A soaring number of Canadian pension plans are shifting their investment strategies this year to embrace real estate and other alternative assets as they struggle to cope with the challenges of a world with entrenched low interest rates.
A survey of pension plans by RBC Investor Services Ltd. suggests a majority of plans have given up waiting for higher interest rates – which would boost returns and reduce their long-term funding liabilities – and are making structural changes to their investment approach.
The poll of 56 pension plans, titled Navigating Low Growth, found 71 per cent believe the low interest rate environment is “the biggest challenge” facing them over the next year. In last year’s poll, just 27 per cent cited interest rates as their biggest challenge.
The survey found 48 per cent of pension plans expect to increase their holdings in the next year of so-called “alternative” assets, which refers to assets other than stocks and bonds. Alternatives include real estate and infrastructure holdings such as utility companies, mass transit or road infrastructure.
In the same survey a year ago, 21 per cent of pension plans said they were planning to boost their alternative asset holdings.
Scott MacDonald, head of pensions at RBC Investor Services, says there are “no obvious signs of rescue coming any time soon” in the form of higher interest rates, so many funds have finally concluded it is time to change their investing approach. “When you see zero, and it’s not moving off of zero, there just isn’t an external force that’s going to change your fortunes materially without intervention on your part.”
Of those funds looking at boosting alternative asset holdings, 45 per cent said they planned to increase their real estate holdings, 34 per cent are looking at infrastructure, 14 per cent are planning private equity investments and 7 per cent are planning more hedge fund investments.
Mr.
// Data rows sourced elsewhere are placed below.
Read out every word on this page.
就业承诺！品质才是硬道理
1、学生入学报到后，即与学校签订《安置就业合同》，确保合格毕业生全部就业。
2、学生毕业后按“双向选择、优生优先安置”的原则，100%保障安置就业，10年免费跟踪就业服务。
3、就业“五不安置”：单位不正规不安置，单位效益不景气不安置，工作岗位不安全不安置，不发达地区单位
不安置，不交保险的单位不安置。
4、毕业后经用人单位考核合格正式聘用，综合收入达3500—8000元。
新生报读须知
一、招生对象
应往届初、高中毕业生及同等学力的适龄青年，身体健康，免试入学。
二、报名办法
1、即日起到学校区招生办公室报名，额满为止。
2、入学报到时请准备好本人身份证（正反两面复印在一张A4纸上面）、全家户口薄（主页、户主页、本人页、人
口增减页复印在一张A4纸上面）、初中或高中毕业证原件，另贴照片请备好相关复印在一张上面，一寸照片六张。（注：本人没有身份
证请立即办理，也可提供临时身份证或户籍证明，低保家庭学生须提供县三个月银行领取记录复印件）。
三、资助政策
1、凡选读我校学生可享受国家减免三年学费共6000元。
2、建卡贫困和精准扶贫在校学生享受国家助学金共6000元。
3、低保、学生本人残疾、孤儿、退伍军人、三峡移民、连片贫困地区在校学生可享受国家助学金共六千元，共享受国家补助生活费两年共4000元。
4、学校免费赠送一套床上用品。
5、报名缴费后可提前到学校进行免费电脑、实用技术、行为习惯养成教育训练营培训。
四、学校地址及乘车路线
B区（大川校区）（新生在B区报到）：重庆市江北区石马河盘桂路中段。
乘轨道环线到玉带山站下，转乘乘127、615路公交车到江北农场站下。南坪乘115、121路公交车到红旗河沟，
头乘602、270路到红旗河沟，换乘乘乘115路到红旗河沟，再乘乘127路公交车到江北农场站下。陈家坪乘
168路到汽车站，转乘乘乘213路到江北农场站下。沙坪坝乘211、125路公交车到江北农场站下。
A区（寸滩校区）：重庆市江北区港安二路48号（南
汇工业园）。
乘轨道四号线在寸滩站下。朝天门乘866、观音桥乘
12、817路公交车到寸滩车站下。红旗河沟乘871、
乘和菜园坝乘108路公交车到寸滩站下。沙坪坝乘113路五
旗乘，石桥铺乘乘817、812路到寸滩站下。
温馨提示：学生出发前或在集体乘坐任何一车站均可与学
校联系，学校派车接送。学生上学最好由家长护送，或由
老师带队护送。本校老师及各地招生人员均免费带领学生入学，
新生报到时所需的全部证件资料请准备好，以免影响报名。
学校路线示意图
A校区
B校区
MacDonald said large public sector pension plans have had better performance in recent years due to their investments in alternative assets, and smaller plans increasingly want to emulate that success.
The Canada Pension Plan Investment Board – one of the country’s largest pension fund managers – has increasingly shifted into alternative asset investments, reducing its holdings of public company stocks from 45.7 per cent of its portfolio in June, 2009, to 34 per cent as of June this year. It has boosted its weightings of private equity investments, real estate and infrastructure assets over the same period.
CPPIB chief executive officer Mark Wiseman said alternative investments fit the fund’s long-term investment nature and have the right risk-versus-reward profile. “We believe that private equity assets can produce risk-weighted returns that will outperform public equities in the long run,” he said Wednesday.
He added, however, that it takes “significant capabilities” to invest in these asset classes, and many smaller pension funds “don’t have the scale to develop these capabilities in-house.”
Many smaller pension funds have been slower to make the shift because it is harder to invest in alternative assets. The RBC survey found smaller funds cited their lack of expertise and insufficient scale as their main hurdles in shifting to alternative assets. Despite the barriers, just 17 per cent of funds said they had no plans to expand into the sector.
Mr. MacDonald said there are ways for smaller funds to get into alternative assets through investment pools, but noted costs rise when plans have to invest indirectly through other intermediaries.
The survey also found pension plans saw further worsening of their funded status in 2012. On a solvency basis, 70 per cent of pension funds said their funding level is below 90 per cent, which means their assets are equal to less than 90 per cent of their long-term liability for funding pensions. In the 2011 survey, 51 per cent had a funding level under 90 per cent.
The good news for pension plan members is that 61 per cent of survey respondents say they are committed to maintaining their traditional defined-benefit plans, which RBC says means “the pension promise lives on.”
The survey also found 27 per cent of respondents have closed traditional defined-benefit plans to new hires, who must instead join defined-contribution plans that do not pay a guaranteed level of income in retirement. A further 12 per cent said they intend to close their plans to new hires in the next two to five years.